Straight-arm Pull-down

Muscle Groups: Lats, Triceps

Straight-arm Pull-down focuses on Lats, Triceps, with Abs, Chest, Shoulders, Traps working as supporting muscles.

How to Perform

Follow these step-by-step instructions to perform Straight-arm Pull-down with proper form and technique.

  1. 1

    Hang from a pull-up bar with an overhand grip, hands slightly wider than shoulder-width apart, and arms fully extended.

  2. 2

    Engage your back and arm muscles to pull your body upwards, bending your elbows and bringing your chest towards the bar.

  3. 3

    Continue pulling until your chin clears the bar.

  4. 4

    Slowly lower your body back to the starting position with control, fully extending your arms.

Secondary Muscles

While Straight-arm Pull-down primarily targets Lats, Triceps , this exercise also activates several secondary muscle groups during the movement.
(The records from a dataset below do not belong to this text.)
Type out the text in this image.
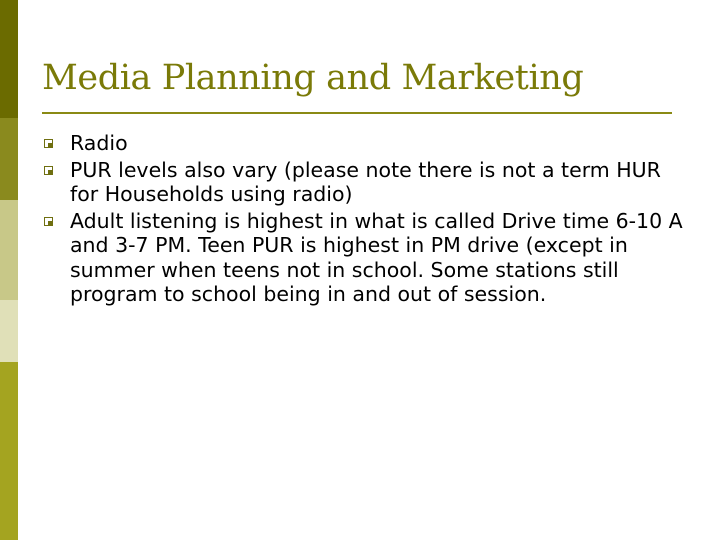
Media Planning and Marketing
Radio
PUR levels also vary (please note there is not a term HUR for Households using radio)
Adult listening is highest in what is called Drive time 6-10 A and 3-7 PM. Teen PUR is highest in PM drive (except in summer when teens not in school. Some stations still program to school being in and out of session.
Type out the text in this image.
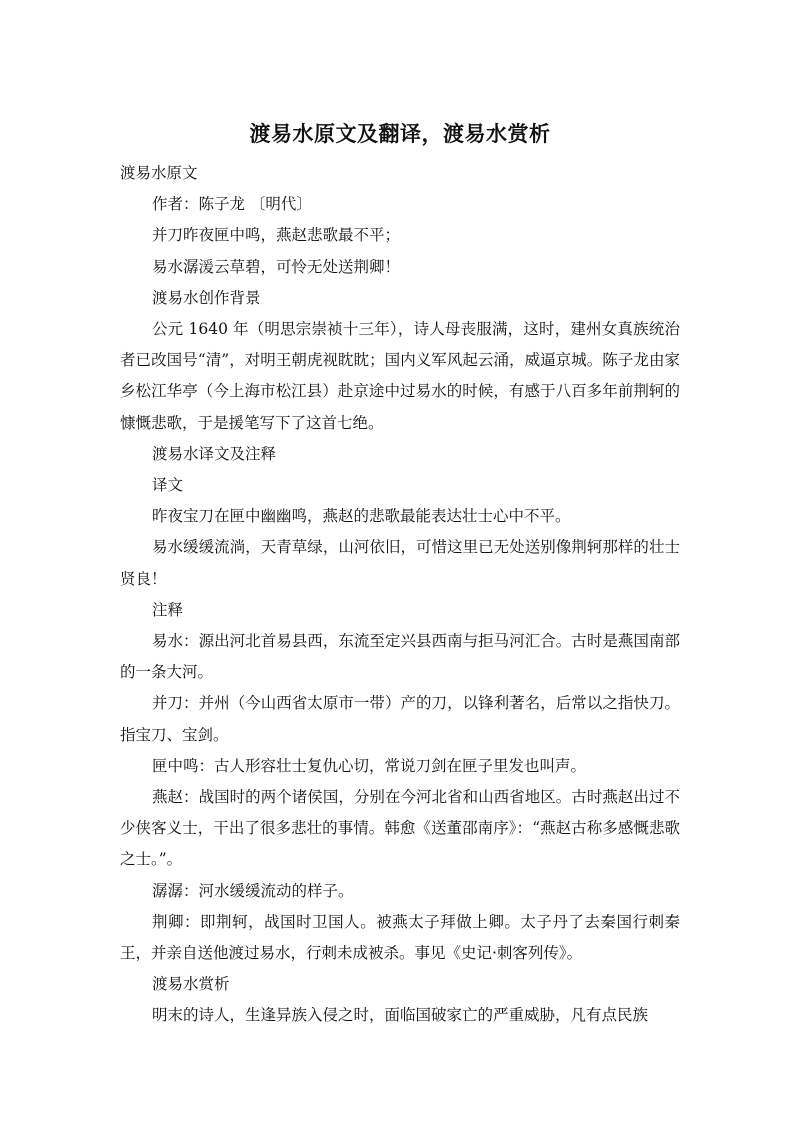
渡易水原文及翻译，渡易水赏析

渡易水原文

作者：陈子龙 〔明代〕

并刀昨夜匣中鸣，燕赵悲歌最不平；

易水潺湲云草碧，可怜无处送荆卿！

渡易水创作背景

公元 1640 年（明思宗崇祯十三年），诗人母丧服满，这时，建州女真族统治者已改国号“清”，对明王朝虎视眈眈；国内义军风起云涌，威逼京城。陈子龙由家乡松江华亭（今上海市松江县）赴京途中过易水的时候，有感于八百多年前荆轲的慷慨悲歌，于是援笔写下了这首七绝。

渡易水译文及注释

译文

昨夜宝刀在匣中幽幽鸣，燕赵的悲歌最能表达壮士心中不平。

易水缓缓流淌，天青草绿，山河依旧，可惜这里已无处送别像荆轲那样的壮士贤良！

注释

易水：源出河北首易县西，东流至定兴县西南与拒马河汇合。古时是燕国南部的一条大河。

并刀：并州（今山西省太原市一带）产的刀，以锋利著名，后常以之指快刀。指宝刀、宝剑。

匣中鸣：古人形容壮士复仇心切，常说刀剑在匣子里发也叫声。

燕赵：战国时的两个诸侯国，分别在今河北省和山西省地区。古时燕赵出过不少侠客义士，干出了很多悲壮的事情。韩愈《送董邵南序》：“燕赵古称多感慨悲歌之士。”。

潺潺：河水缓缓流动的样子。

荆卿：即荆轲，战国时卫国人。被燕太子拜做上卿。太子丹了去秦国行刺秦王，并亲自送他渡过易水，行刺未成被杀。事见《史记·刺客列传》。

渡易水赏析

明末的诗人，生逢异族入侵之时，面临国破家亡的严重威胁，凡有点民族
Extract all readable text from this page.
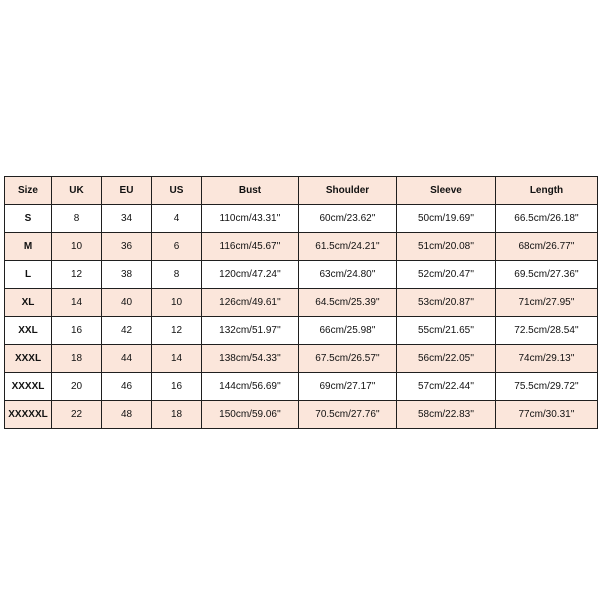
Size	UK	EU	US	Bust	Shoulder	Sleeve	Length
S	8	34	4	110cm/43.31''	60cm/23.62''	50cm/19.69''	66.5cm/26.18''
M	10	36	6	116cm/45.67''	61.5cm/24.21''	51cm/20.08''	68cm/26.77''
L	12	38	8	120cm/47.24''	63cm/24.80''	52cm/20.47''	69.5cm/27.36''
XL	14	40	10	126cm/49.61''	64.5cm/25.39''	53cm/20.87''	71cm/27.95''
XXL	16	42	12	132cm/51.97''	66cm/25.98''	55cm/21.65''	72.5cm/28.54''
XXXL	18	44	14	138cm/54.33''	67.5cm/26.57''	56cm/22.05''	74cm/29.13''
XXXXL	20	46	16	144cm/56.69''	69cm/27.17''	57cm/22.44''	75.5cm/29.72''
XXXXXL	22	48	18	150cm/59.06''	70.5cm/27.76''	58cm/22.83''	77cm/30.31''
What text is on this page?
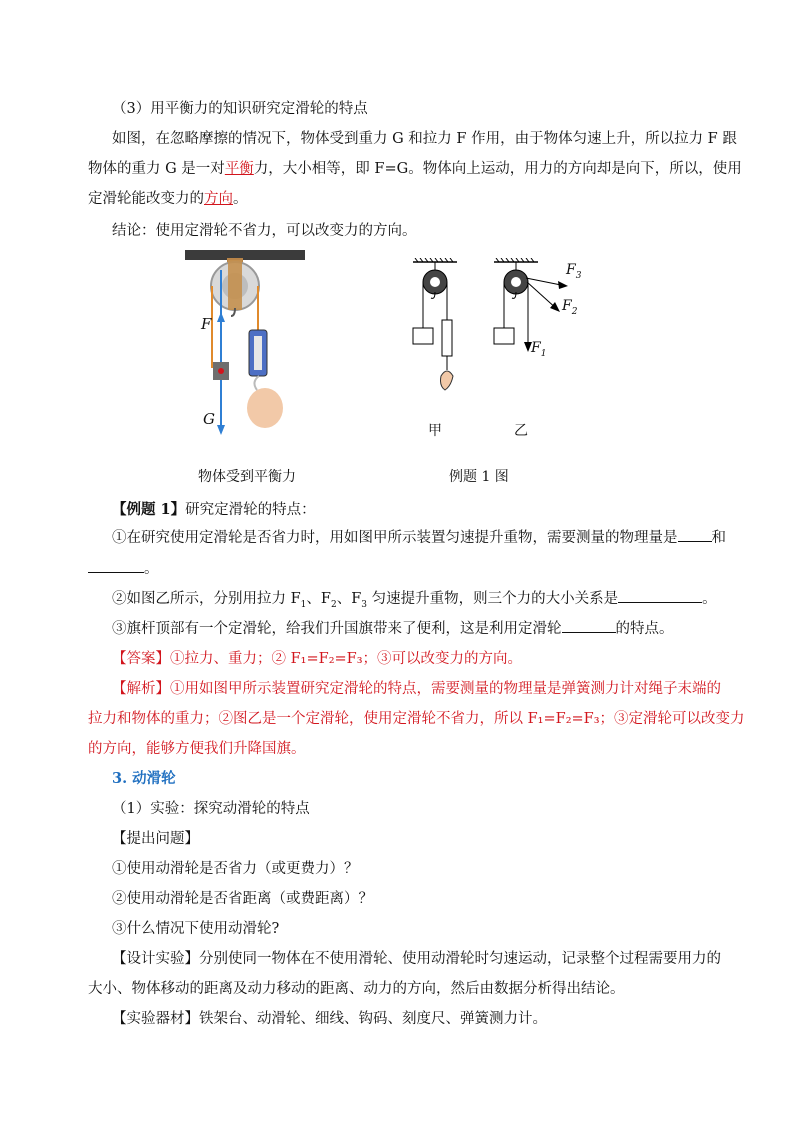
（3）用平衡力的知识研究定滑轮的特点
如图，在忽略摩擦的情况下，物体受到重力 G 和拉力 F 作用，由于物体匀速上升，所以拉力 F 跟
物体的重力 G 是一对平衡力，大小相等，即 F=G。物体向上运动，用力的方向却是向下，所以，使用
定滑轮能改变力的方向。
结论：使用定滑轮不省力，可以改变力的方向。
F
G
$F_3$
$F_2$
$F_1$
甲	乙
物体受到平衡力	例题 1 图
【例题 1】研究定滑轮的特点：
①在研究使用定滑轮是否省力时，用如图甲所示装置匀速提升重物，需要测量的物理量是 和
。
②如图乙所示，分别用拉力 $F_1$、$F_2$、$F_3$ 匀速提升重物，则三个力的大小关系是	。
③旗杆顶部有一个定滑轮，给我们升国旗带来了便利，这是利用定滑轮	的特点。
【答案】①拉力、重力；② F₁=F₂=F₃；③可以改变力的方向。
【解析】①用如图甲所示装置研究定滑轮的特点，需要测量的物理量是弹簧测力计对绳子末端的
拉力和物体的重力；②图乙是一个定滑轮，使用定滑轮不省力，所以 F₁=F₂=F₃；③定滑轮可以改变力
的方向，能够方便我们升降国旗。
3. 动滑轮
（1）实验：探究动滑轮的特点
【提出问题】
①使用动滑轮是否省力（或更费力）？
②使用动滑轮是否省距离（或费距离）？
③什么情况下使用动滑轮?
【设计实验】分别使同一物体在不使用滑轮、使用动滑轮时匀速运动，记录整个过程需要用力的
大小、物体移动的距离及动力移动的距离、动力的方向，然后由数据分析得出结论。
【实验器材】铁架台、动滑轮、细线、钩码、刻度尺、弹簧测力计。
These supporting muscles include Abs, Chest, Shoulders, Traps . Engaging these secondary muscles helps stabilize your body throughout the exercise, improves overall coordination, and contributes to balanced muscle development.

Related Exercises

If you enjoyed Straight-arm Pull-down, you might also want to try these related exercises that target similar muscle groups.

These exercises work the same primary muscles as Straight-arm Pull-down, making them excellent alternatives for variety in your training program or complementary movements to include in the same workout session. Mixing different exercises that target similar muscle groups helps prevent plateaus, reduces overuse injuries, and keeps your workouts engaging and effective.